O fator imponderável


Ano começa com bons ventos para a combalida economia brasileira, mas existe uma reforma da Previdência a aprovar no meio do caminho.

O ano se inicia com boas notícias para o Brasil. A economia global parece estar ganhando ritmo e os preços das commodities, muito importantes para o Brasil, vêm se recuperando. Prevalece nos mercados mundiais a aposta de que os aspectos potencialmente positivos do governo Trump prevalecerão sobre os aspectos potencialmente negativos.

No primeiro campo, estão a desregulamentação, um novo impulso fiscal (via corte de impostos, principalmente) e investimentos em infraestrutura. No lado negativo, o protecionismo, uma possível guerra comercial com a China ou conflitos geopolíticos ainda mais sérios. Economistas influentes e de renome global vêm discutindo as perspectivas de um governo Trump.

Kenneth Rogoff vê chances muito consideráveis de retomada do crescimento e da inflação em 2017, o que de certa forma corresponderia à “cura” definitiva da economia global pós­-crise de 2008 e 2009. Rogoff é o principal expoente da corrente que vê os anos de crescimento fraco e irregular e de ameaça deflacionária no mundo avançado pós­-2009 como longos processos de desalavancagem são recorrentes depois de estouro de bolhas como o ocorrido em 2008 (nos mercados imobiliário e financeiro), mas que o funcionamento normal da atividade econômica sempre acaba voltando.

Ele aposta que as políticas expansionistas de Trump podem ser a gota d’água para o arranque final da economia americana (que já é a mais avançada no mundo rico na digestão dos efeitos contracionistas da crise), mas isso não quer dizer que descarte novos problemas mais à frente, exatamente em decorrência do protecionismo e do descuido fiscal do presidente eleito.
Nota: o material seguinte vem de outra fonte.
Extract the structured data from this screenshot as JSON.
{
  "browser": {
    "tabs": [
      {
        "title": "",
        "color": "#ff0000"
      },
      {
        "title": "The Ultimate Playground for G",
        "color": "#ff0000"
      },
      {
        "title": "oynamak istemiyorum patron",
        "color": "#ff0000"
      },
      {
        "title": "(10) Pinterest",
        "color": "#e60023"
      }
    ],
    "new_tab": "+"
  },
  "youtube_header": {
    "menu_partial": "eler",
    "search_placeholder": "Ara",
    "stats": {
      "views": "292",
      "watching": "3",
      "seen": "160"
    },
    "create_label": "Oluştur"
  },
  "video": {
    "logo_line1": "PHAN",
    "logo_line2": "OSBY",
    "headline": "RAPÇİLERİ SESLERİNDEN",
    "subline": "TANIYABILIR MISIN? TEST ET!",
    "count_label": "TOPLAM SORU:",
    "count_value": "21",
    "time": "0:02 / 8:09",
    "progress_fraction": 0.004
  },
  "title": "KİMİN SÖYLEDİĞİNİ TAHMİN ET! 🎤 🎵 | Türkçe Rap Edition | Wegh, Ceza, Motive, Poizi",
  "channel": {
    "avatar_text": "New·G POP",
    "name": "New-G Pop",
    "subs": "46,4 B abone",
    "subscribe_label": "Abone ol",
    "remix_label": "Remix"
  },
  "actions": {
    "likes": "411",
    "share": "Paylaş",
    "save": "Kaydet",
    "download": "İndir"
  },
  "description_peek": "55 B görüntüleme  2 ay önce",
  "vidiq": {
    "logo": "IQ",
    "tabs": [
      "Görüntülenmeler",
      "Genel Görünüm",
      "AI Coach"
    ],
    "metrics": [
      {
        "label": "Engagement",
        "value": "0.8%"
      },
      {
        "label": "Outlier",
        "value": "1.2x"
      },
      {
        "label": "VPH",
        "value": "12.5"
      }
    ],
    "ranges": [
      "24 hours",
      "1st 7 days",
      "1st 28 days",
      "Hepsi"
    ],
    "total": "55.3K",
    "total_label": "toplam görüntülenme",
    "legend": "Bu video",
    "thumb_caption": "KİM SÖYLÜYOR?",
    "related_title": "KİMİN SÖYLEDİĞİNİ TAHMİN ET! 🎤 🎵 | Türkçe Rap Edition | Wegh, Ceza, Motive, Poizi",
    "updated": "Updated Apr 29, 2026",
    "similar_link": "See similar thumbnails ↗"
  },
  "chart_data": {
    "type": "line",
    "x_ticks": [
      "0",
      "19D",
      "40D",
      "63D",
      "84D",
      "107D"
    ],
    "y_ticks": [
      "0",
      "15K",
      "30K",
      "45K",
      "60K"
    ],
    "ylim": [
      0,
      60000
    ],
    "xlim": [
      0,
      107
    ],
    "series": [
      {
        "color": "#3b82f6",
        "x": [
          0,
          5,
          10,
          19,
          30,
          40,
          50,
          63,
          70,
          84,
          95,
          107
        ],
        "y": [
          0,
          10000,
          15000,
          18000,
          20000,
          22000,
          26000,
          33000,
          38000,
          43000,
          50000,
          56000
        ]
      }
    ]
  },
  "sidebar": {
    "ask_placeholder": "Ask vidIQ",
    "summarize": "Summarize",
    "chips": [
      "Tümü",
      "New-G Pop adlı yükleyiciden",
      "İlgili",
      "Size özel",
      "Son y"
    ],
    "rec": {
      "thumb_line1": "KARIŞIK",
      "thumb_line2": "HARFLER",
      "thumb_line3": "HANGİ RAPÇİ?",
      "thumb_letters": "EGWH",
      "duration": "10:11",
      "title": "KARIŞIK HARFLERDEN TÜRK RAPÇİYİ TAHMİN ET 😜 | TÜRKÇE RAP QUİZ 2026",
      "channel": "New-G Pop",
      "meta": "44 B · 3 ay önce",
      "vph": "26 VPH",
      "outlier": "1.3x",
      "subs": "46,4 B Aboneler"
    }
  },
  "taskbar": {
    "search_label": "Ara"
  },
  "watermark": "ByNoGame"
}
Outro analista otimista no curto prazo é Gavyn Davis, gestor de recursos e colunista do Financial Times, que aponta o quadro muito favorável dos “nowcasts”, os indicadores de atividade econômica presente, nos principais blocos da economia global. Numa postura mais cautelosa, diante dos riscos que Trump representa para o sistema de comércio global e para a estabilidade geopolítica do mundo, estão Martin Wolf, também colunista do FT, e Lawrence Summers, ex-secretário do Tesouro norte­-americano, que acha que o mercado está tranquilo demais em relação ao próximo presidente americano.

Do ponto de vista do Brasil, entretanto, o que importa mais é a percepção dos mercados, que se traduz imediatamente em melhora de indicadores relevantes ou mesmo vitais para a atual estratégia de política econômica. Assim, o dólar se aproxima do nível de R$ 3,2, bastante favorável à gestão do ciclo de afrouxamento monetário pelo Banco Central; os juros recuaram bem dos níveis de maior nervosismo após a eleição de Trump, o que é “menos pior” em termos de sufocar qualquer incipiente retomada; e a bolsa recuperou o nível de 60 mil pontos, o que pode representar um alento mínimo no clima de negócios para a temporada de de venda de ativos e concessões.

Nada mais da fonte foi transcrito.